BYP MEMO: Voter ID Laws Disproportionately Impacted Black and Latino Youth in 2012 Election
Today the Black Youth Project released its latest memo: “Black and Latino Youth Disproportionately Affected by Voter Identification Laws in 2012 Election.”
The new analysis finds that voter identification laws are applied unevenly across racial groups and have significant discriminatory effects on Latino and Black youth.
The results underscore the importance of Section 5 of the Voter Rights Act, which requires states with a history of discrimination to receive pre-clearance from the Justice Department before implementing voting law changes.
The Justice Department had voter ID laws in South Carolina and Texas struck down, but the Voting Rights Act provision faces a challenge in the Supreme Court.

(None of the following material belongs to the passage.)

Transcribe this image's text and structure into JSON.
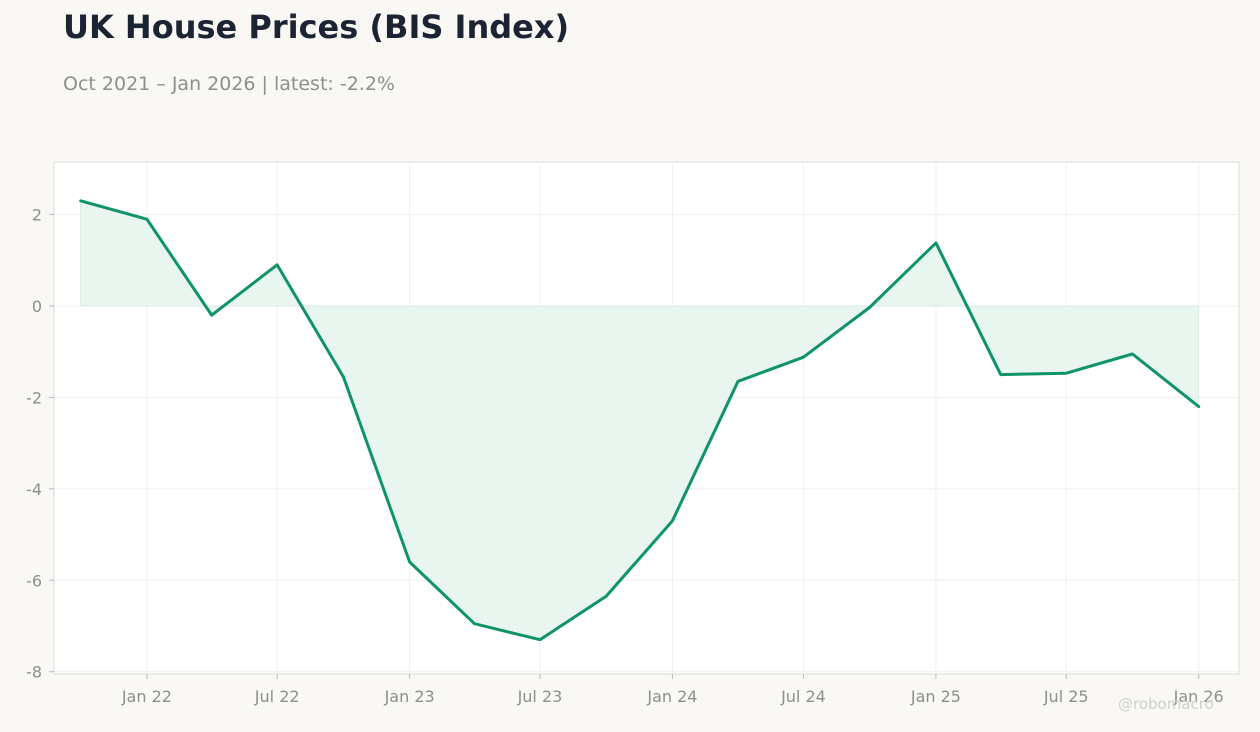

Specifically, research showed that:
- Nearly three-quarters (72.3 percent) of young Black voters were asked for some form of identification, compared with 50.8 percent of young white voters and 60.8 percent of young Latino voters.

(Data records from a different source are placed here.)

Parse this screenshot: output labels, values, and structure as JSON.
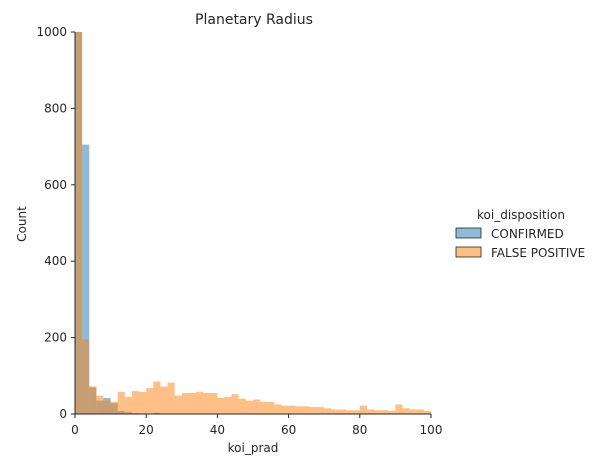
{
  "chart_data": {
    "type": "histogram",
    "title": "Planetary Radius",
    "xlabel": "koi_prad",
    "ylabel": "Count",
    "xlim": [
      0,
      100
    ],
    "ylim": [
      0,
      1000
    ],
    "xticks": [
      "0",
      "20",
      "40",
      "60",
      "80",
      "100"
    ],
    "yticks": [
      "0",
      "200",
      "400",
      "600",
      "800",
      "1000"
    ],
    "bin_width": 2,
    "bin_starts": [
      0,
      2,
      4,
      6,
      8,
      10,
      12,
      14,
      16,
      18,
      20,
      22,
      24,
      26,
      28,
      30,
      32,
      34,
      36,
      38,
      40,
      42,
      44,
      46,
      48,
      50,
      52,
      54,
      56,
      58,
      60,
      62,
      64,
      66,
      68,
      70,
      72,
      74,
      76,
      78,
      80,
      82,
      84,
      86,
      88,
      90,
      92,
      94,
      96,
      98
    ],
    "legend_title": "koi_disposition",
    "legend_position": "right",
    "series": [
      {
        "name": "CONFIRMED",
        "color": "#1f77b4",
        "values": [
          1000,
          705,
          70,
          35,
          42,
          28,
          8,
          5,
          2,
          1,
          1,
          3,
          0,
          0,
          0,
          0,
          0,
          0,
          0,
          0,
          0,
          0,
          0,
          0,
          0,
          0,
          0,
          0,
          0,
          0,
          0,
          0,
          0,
          0,
          0,
          0,
          0,
          0,
          0,
          0,
          0,
          0,
          0,
          0,
          0,
          0,
          0,
          0,
          0,
          0
        ]
      },
      {
        "name": "FALSE POSITIVE",
        "color": "#ff7f0e",
        "values": [
          1000,
          195,
          72,
          48,
          35,
          32,
          58,
          45,
          60,
          58,
          68,
          85,
          72,
          82,
          48,
          55,
          55,
          58,
          55,
          55,
          42,
          45,
          52,
          40,
          35,
          38,
          32,
          32,
          25,
          22,
          22,
          20,
          20,
          18,
          18,
          15,
          12,
          12,
          10,
          10,
          22,
          12,
          10,
          10,
          8,
          25,
          15,
          12,
          12,
          8
        ]
      }
    ]
  }
}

- Young Black (64.5 percent) and Latino (57.0 percent) voters were considerably more likely to be asked to show photo identification to vote compared to young white voters (42.2 percent).
- Nearly two-thirds (65.5 percent) of Black youth were asked to show identification in states without ID requirements, compared with 55.3 percent of Latino youth and 42.8 percent of white youth.

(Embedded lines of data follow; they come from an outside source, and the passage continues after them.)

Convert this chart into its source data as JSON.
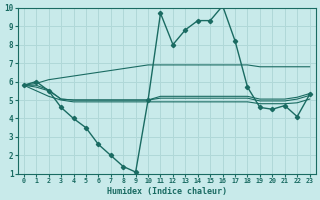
{
  "title": "",
  "xlabel": "Humidex (Indice chaleur)",
  "xlim": [
    -0.5,
    23.5
  ],
  "ylim": [
    1,
    10
  ],
  "xticks": [
    0,
    1,
    2,
    3,
    4,
    5,
    6,
    7,
    8,
    9,
    10,
    11,
    12,
    13,
    14,
    15,
    16,
    17,
    18,
    19,
    20,
    21,
    22,
    23
  ],
  "yticks": [
    1,
    2,
    3,
    4,
    5,
    6,
    7,
    8,
    9,
    10
  ],
  "bg_color": "#c8eaea",
  "line_color": "#1a6b62",
  "grid_color": "#b0d8d8",
  "lines": [
    {
      "y": [
        5.8,
        6.0,
        5.5,
        4.6,
        4.0,
        3.5,
        2.6,
        2.0,
        1.4,
        1.1,
        5.0,
        9.7,
        8.0,
        8.8,
        9.3,
        9.3,
        10.1,
        8.2,
        5.7,
        4.6,
        4.5,
        4.7,
        4.1,
        5.3
      ],
      "marker": true,
      "lw": 1.0
    },
    {
      "y": [
        5.8,
        5.9,
        6.1,
        6.2,
        6.3,
        6.4,
        6.5,
        6.6,
        6.7,
        6.8,
        6.9,
        6.9,
        6.9,
        6.9,
        6.9,
        6.9,
        6.9,
        6.9,
        6.9,
        6.8,
        6.8,
        6.8,
        6.8,
        6.8
      ],
      "marker": false,
      "lw": 0.8
    },
    {
      "y": [
        5.8,
        5.5,
        5.2,
        5.0,
        4.9,
        4.9,
        4.9,
        4.9,
        4.9,
        4.9,
        4.9,
        4.9,
        4.9,
        4.9,
        4.9,
        4.9,
        4.9,
        4.9,
        4.9,
        4.8,
        4.8,
        4.8,
        4.85,
        5.05
      ],
      "marker": false,
      "lw": 0.8
    },
    {
      "y": [
        5.8,
        5.8,
        5.55,
        5.05,
        5.0,
        5.0,
        5.0,
        5.0,
        5.0,
        5.0,
        5.0,
        5.1,
        5.1,
        5.1,
        5.1,
        5.1,
        5.1,
        5.1,
        5.1,
        4.95,
        4.95,
        4.95,
        5.05,
        5.25
      ],
      "marker": false,
      "lw": 0.8
    },
    {
      "y": [
        5.8,
        5.7,
        5.5,
        5.05,
        5.0,
        5.0,
        5.0,
        5.0,
        5.0,
        5.0,
        5.0,
        5.2,
        5.2,
        5.2,
        5.2,
        5.2,
        5.2,
        5.2,
        5.2,
        5.05,
        5.05,
        5.05,
        5.15,
        5.35
      ],
      "marker": false,
      "lw": 0.8
    }
  ]
}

- In states with voter identification laws, higher percentages of Black youth (94.3 percent) were asked for ID compared with Latino (81.8 percent) and white (84.3 percent) youth.
“Black and Latino Youth Disproportionately Affected by Voter Identification Laws in 2012 Election” is the eighth in a series entitled Democracy Remixed: Black Youth and the Future of American Politics released by the Black Youth Project.